Mr. Speaker, according to our Constitution, a President cannot pick and choose which parts of the law he prefers. The executive branch does not write the law nor choose the law. It enforces the law. The basic function of every President is to enforce the law. Every executive branch agency has its foundation in a short and clear statement from the Constitution stating this: He--that means the President--shall take care that the law be faithfully executed.
A President can petition for laws to be changed. He can complain about a law. He can encourage passage of new law. But he cannot just ignore the law or write new law. Only the courts can throw out a law, and only Congress can write a law. The President and the Department of Justice cannot unilaterally decide not to enforce the Defense of Marriage Act.
For decades, the Congress has been donating their constitutional powers to the executive branch by giving increased rulemaking authority to the different agencies. Our agencies now write rules that look more like legislation than regulation. We have allowed people to serve in ``Cabinet lite'' level positions without Senate approval. We have exponentially increased the budget for White House staff. And now the President wants to set a new precedent that he alone can determine which
laws he likes and he does not like. With this action, the President has invented a retroactive veto on all previous Presidents and all previous congressional acts.
It is ultimately ironic that the executive branch states that several lower courts have rejected the Defense of Marriage Act as unconstitutional, so they are accepting the lower court rulings over a higher court. In the past year, the health care law was ruled unconstitutional, but the Federal Government is pressing forward. The administration was instructed by the courts to lift the drilling moratorium in the gulf, but they stalled.
It is apparent that this administration is bent on placing its political preferences ahead of the courts, ahead of the legislative branch, and the majority of the American people.
Both parties need to understand the precedent that's being set by the President's choosing to not enforce the Defense of Marriage Act. My Democrat friends should imagine for a moment, what if when a Republican President takes the oath and he instructs HHS and all other agencies not to enforce ObamaCare, though it's the law of the land, because some lower court rejected it? They would be outraged, rightfully so, because currently it is the law of the land. A President cannot just unilaterally throw it aside.
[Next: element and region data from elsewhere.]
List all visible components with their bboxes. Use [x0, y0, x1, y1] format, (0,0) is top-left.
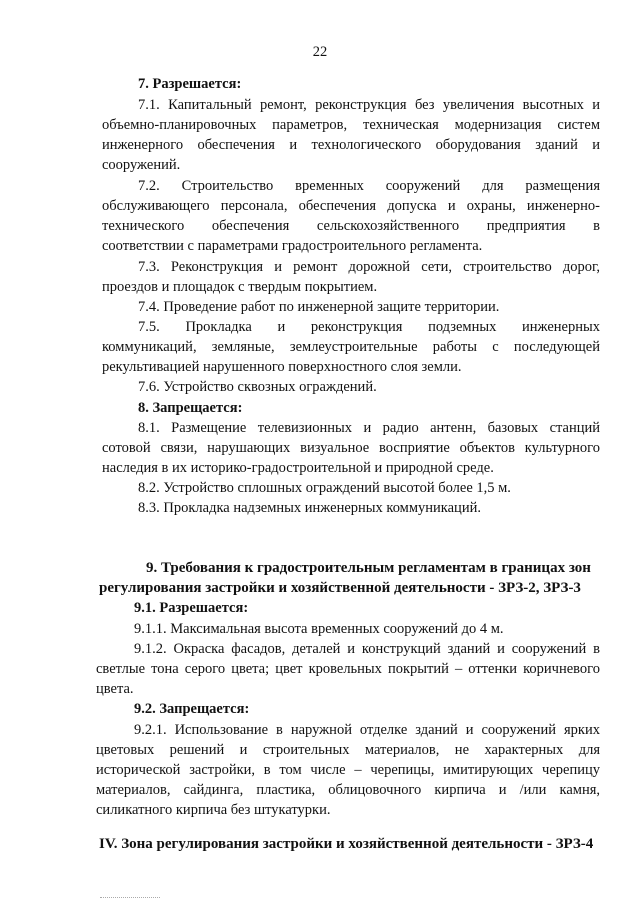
paragraph-7-2-line-4: соответствии с параметрами градостроительного регламента. — [102, 238, 483, 254]
paragraph-7-3-line-2: проездов и площадок с твердым покрытием. — [102, 279, 378, 295]
paragraph-9-1-1: 9.1.1. Максимальная высота временных сооружений до 4 м. — [134, 621, 504, 637]
paragraph-9-2-1-line-4: материалов, сайдинга, пластика, облицовочного кирпича и /или камня, — [96, 782, 600, 798]
paragraph-7-1-line-1: 7.1. Капитальный ремонт, реконструкция без увеличения высотных и — [138, 97, 600, 113]
page-number: 22 — [312, 44, 328, 60]
section-9-1-heading: 9.1. Разрешается: — [134, 600, 249, 616]
paragraph-7-5-line-3: рекультивацией нарушенного поверхностного слоя земли. — [102, 359, 462, 375]
paragraph-9-2-1-line-2: цветовых решений и строительных материалов, не характерных для — [96, 742, 600, 758]
section-7-heading: 7. Разрешается: — [138, 76, 242, 92]
paragraph-8-2: 8.2. Устройство сплошных ограждений высотой более 1,5 м. — [138, 480, 511, 496]
paragraph-8-1-line-1: 8.1. Размещение телевизионных и радио антенн, базовых станций — [138, 420, 600, 436]
paragraph-7-4: 7.4. Проведение работ по инженерной защите территории. — [138, 299, 500, 315]
paragraph-9-2-1-line-3: исторической застройки, в том числе – черепицы, имитирующих черепицу — [96, 762, 600, 778]
footer-mark — [100, 897, 160, 900]
paragraph-7-1-line-3: инженерного обеспечения и технологического оборудования зданий и — [102, 137, 600, 153]
paragraph-7-2-line-3: технического обеспечения сельскохозяйственного предприятия в — [102, 218, 600, 234]
paragraph-7-1-line-2: объемно-планировочных параметров, техническая модернизация систем — [102, 117, 600, 133]
paragraph-7-1-line-4: сооружений. — [102, 157, 181, 173]
paragraph-7-6: 7.6. Устройство сквозных ограждений. — [138, 379, 377, 395]
paragraph-8-1-line-3: наследия в их историко-градостроительной и природной среде. — [102, 460, 494, 476]
zone-iv-heading: IV. Зона регулирования застройки и хозяйственной деятельности - ЗРЗ-4 — [99, 836, 594, 852]
paragraph-9-1-2-line-3: цвета. — [96, 681, 134, 697]
paragraph-7-3-line-1: 7.3. Реконструкция и ремонт дорожной сети, строительство дорог, — [138, 259, 600, 275]
paragraph-9-2-1-line-5: силикатного кирпича без штукатурки. — [96, 802, 331, 818]
paragraph-8-1-line-2: сотовой связи, нарушающих визуальное восприятие объектов культурного — [102, 440, 600, 456]
paragraph-7-2-line-2: обслуживающего персонала, обеспечения допуска и охраны, инженерно- — [102, 198, 600, 214]
paragraph-9-1-2-line-2: светлые тона серого цвета; цвет кровельных покрытий – оттенки коричневого — [96, 661, 600, 677]
paragraph-9-2-1-line-1: 9.2.1. Использование в наружной отделке зданий и сооружений ярких — [134, 722, 600, 738]
section-9-2-heading: 9.2. Запрещается: — [134, 701, 250, 717]
paragraph-8-3: 8.3. Прокладка надземных инженерных коммуникаций. — [138, 500, 481, 516]
paragraph-7-5-line-2: коммуникаций, земляные, землеустроительные работы с последующей — [102, 339, 600, 355]
paragraph-7-5-line-1: 7.5. Прокладка и реконструкция подземных инженерных — [138, 319, 600, 335]
section-9-heading-line-1: 9. Требования к градостроительным регламентам в границах зон — [146, 560, 591, 576]
section-9-heading-line-2: регулирования застройки и хозяйственной деятельности - ЗРЗ-2, ЗРЗ-3 — [99, 580, 581, 596]
paragraph-7-2-line-1: 7.2. Строительство временных сооружений для размещения — [138, 178, 600, 194]
section-8-heading: 8. Запрещается: — [138, 400, 243, 416]
paragraph-9-1-2-line-1: 9.1.2. Окраска фасадов, деталей и конструкций зданий и сооружений в — [134, 641, 600, 657]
Before this conversation is spun as a partisan issue, let me remind everyone, though, that the Defense of Marriage Act passed the House and the Senate by a wide bipartisan majority and was signed into law by a Democrat President. This is not only a slap in the face to our constitutional system; it is a slap to Republicans and Democrats who expressed the will of their districts and States on an issue that has been settled in law.
The people spoke through Congress, and one person, even a President, cannot undermine the will of the people. At least not in the America that I grew up in.
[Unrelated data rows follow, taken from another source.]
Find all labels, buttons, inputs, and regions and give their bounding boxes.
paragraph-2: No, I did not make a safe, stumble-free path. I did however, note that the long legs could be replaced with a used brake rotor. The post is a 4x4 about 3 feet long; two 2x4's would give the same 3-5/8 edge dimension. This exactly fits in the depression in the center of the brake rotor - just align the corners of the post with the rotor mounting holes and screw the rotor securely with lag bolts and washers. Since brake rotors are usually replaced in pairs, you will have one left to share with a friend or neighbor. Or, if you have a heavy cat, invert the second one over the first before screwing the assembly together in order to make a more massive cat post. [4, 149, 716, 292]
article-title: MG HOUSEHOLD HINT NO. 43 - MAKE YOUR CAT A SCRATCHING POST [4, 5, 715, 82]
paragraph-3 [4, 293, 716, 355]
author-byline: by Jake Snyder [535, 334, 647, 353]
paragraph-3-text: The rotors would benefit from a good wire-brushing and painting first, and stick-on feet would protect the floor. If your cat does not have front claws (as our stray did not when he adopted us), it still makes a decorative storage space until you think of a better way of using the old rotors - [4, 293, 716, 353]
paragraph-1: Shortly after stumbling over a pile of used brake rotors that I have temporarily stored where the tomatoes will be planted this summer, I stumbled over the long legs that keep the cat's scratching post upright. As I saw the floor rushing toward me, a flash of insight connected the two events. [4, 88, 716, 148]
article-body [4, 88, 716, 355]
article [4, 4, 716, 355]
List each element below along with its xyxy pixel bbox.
I do not think we will fully understand the implications of this action if we allow it to stand. We must not act partisan now and regret it later. This is not the way to deal with the gay marriage debate, for the President to just sweep it aside and say, ``I will not enforce the law.''
Many in this Chamber are well aware of my traditional view of marriage and my Biblical world view. I am unashamed of my personal faith in Jesus Christ. I believe that words have meaning, though, and that the meaning of marriage is the union of a man and a woman. The Defense of Marriage Act codified that definition in law, representing the belief of a majority of Americans.
This issue is well beyond faith, though, or a social issue or even a political issue. Marriage is now not only the center of a national debate, it's now the center of a constitutional debate.
Weeks ago some members of the press suggested that Republicans would ignore the budget and focus on social issues. I find it ironic now that the President has submitted a budget that will raise the national debt to $26 trillion, by his own numbers, and he has decided to change the national debate from fiscal issues to social issues and gay marriage.
As a Congress, we cannot demand of the executive branch, which is a coequal branch of government. But I believe we must require the executive branch to fulfill its oath of office and constitutional requirement to faithfully execute the laws of the United States.